L. Chen1, R. Chen1, D. Brigstock1,2 1Nationwide Children’s Hospital,Pediatric Surgery,Columbus, OH, USA 2Ohio State University,Pediatric Surgery,Columbus, OH, USA
Introduction: A key event in chronic liver injury is the activation of hepatic stellate cells (HSC) which causes these normally quiescent cells to become proliferative, to express alpha-smooth muscle actin (αSMA), and to perpetually synthesize fibrogenic mediators such as connective tissue growth factor (CTGF), resulting in unrelentingly deposition of collagen which causes fibrosis and ultimately compromises liver function. The goal of this work was to establish if pathways of HSC fibrogenesis are regulated by hepatocyte-derived exosomes. Exosomes (which arise by inward budding of the limiting membrane of multivesicular bodies (MVB)) are membranous nanovesicles which function as intercellular molecular shuttles for delivering their complex payload (microRNA, mRNA protein) to other cells.

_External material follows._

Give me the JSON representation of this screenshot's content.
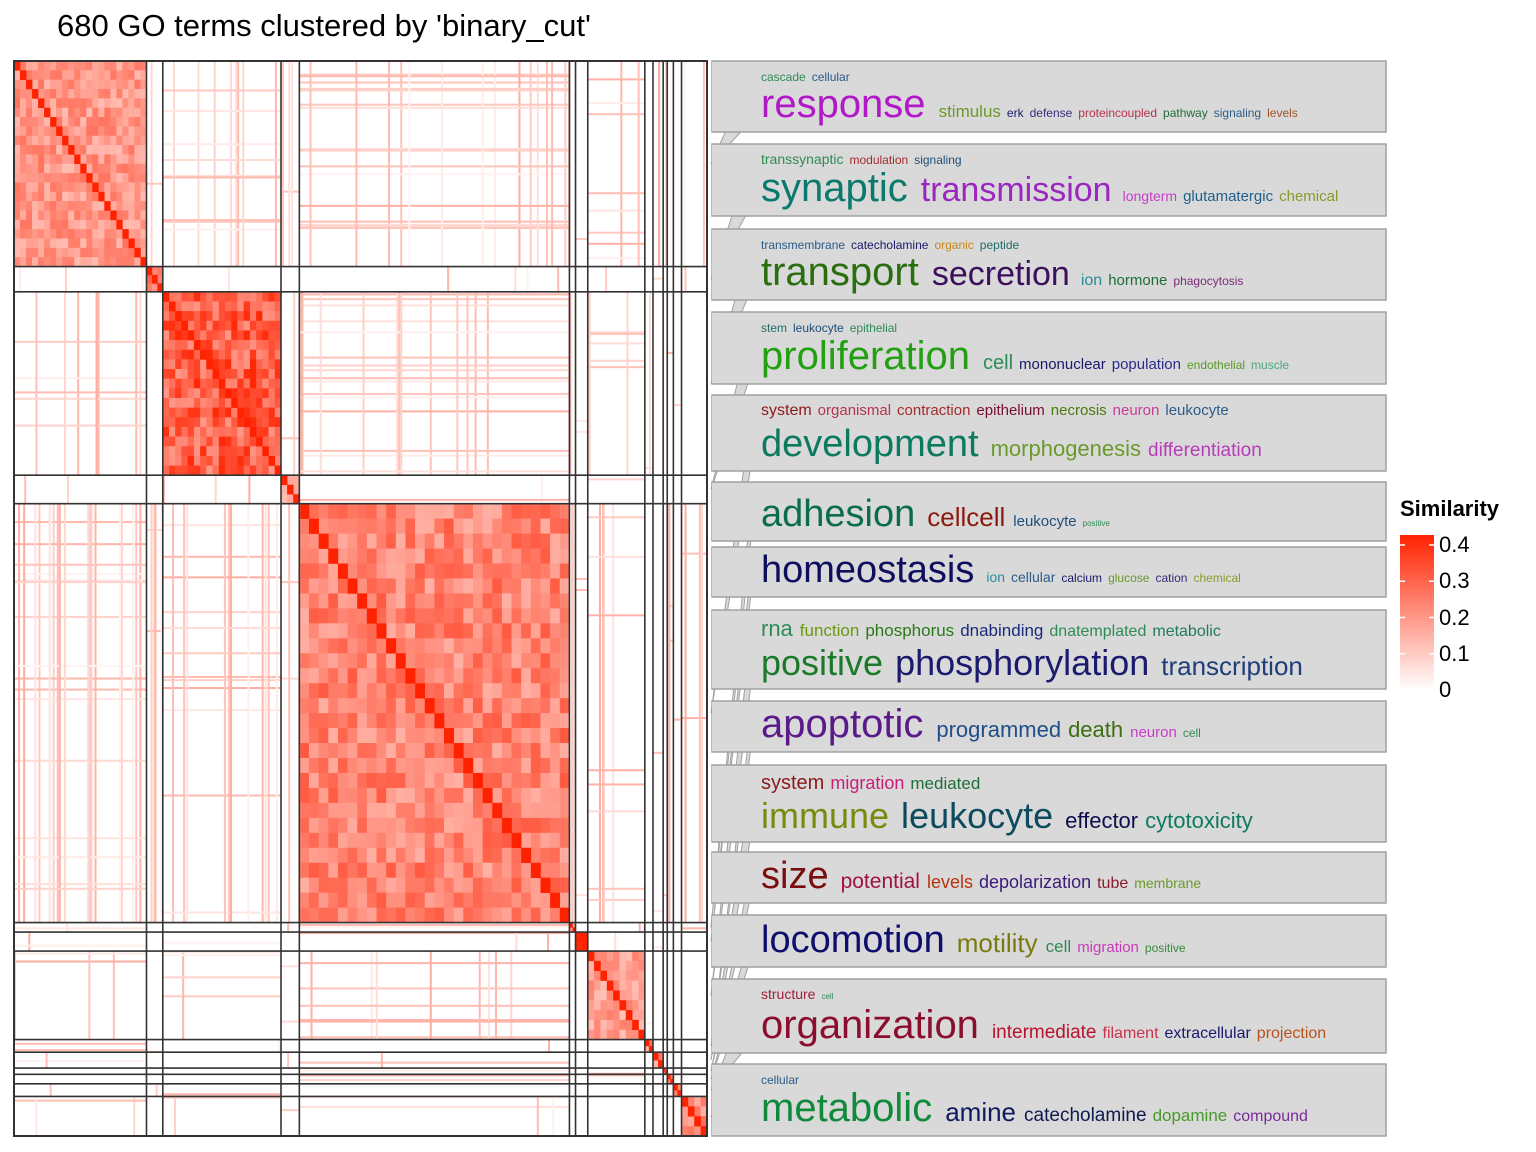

Methods: Exosomes that had been isolated from cultures of primary mouse hepatocytes or AML12 mouse hepatocytes were stained with PKH26 fluorescent dye and incubated with primary mouse HSC for up to 48 hrs after which HSC-associated fluorescence was evaluated. GFP-transfected hepatocytes, treated with or without the exosome inhibitor GW4869, were co-cultured with HSC in which GFP uptake was assessed. mRNA encoding exosome biogenic components was evaluated by RT-PCR in hepatocytes after exposure of the cells to 0-50mM ethanol. Expression of αSMA or CTGF in HSC was evaluated by RT-PCR following their 48-hr treatment with exosomes from control AML12 hepatocytes, or from AML12 cells that had been treated with 50mM ethanol for 48hr, or 30ng/ml TNFα for the last 24hrs or ethanol for 48hrs and TNFα for the last 24hrs.
Results: Expression of nSMase2 (required for biosynthesis of ceramide on which exosome production depends), Rab5b/c (regulates biogenesis of precursors of MVB), and/or Rab27a/c (promotes fusion of exosome-laden MVBs with the plasma membrane) was dose-dependently stimulated in hepatocytes by ethanol. PKH26-stained hepatocyte-derived exosomes were taken up by HSC. GW4869-mediated inhibition of nSMase2 in GFP-transfected AML12 cells caused reduced delivery of exosomal GFP to recipient HSC without affecting donor cell GFP expression. Fibrogenic activity or activation in HSC was not stimulated by exosomes from healthy hepatocytes whereas exosomes from ethanol-sensitized hepatocytes exposed to TNFα stimulated αSMA or CTGF expression, an effect that was more pronounced as compared to the response to exosomes from hepatocytes exposed to each stimulant alone.
Conclusion: Exosomes from hepatocytes are able to bind to HSC with the result that, if the exosomes are from injured hepatocytes, they can stimulate HSC activation and fibrogenesis. These results identify exosomes as molecular shuttles which can transmit pro-fibrogenic molecular cues from injured hepatocytes to HSC. This identifies a novel mechanism of hepatocyte-HSC cross-talk and provides a new lead for developing novel strategies for liver fibrosis therapy.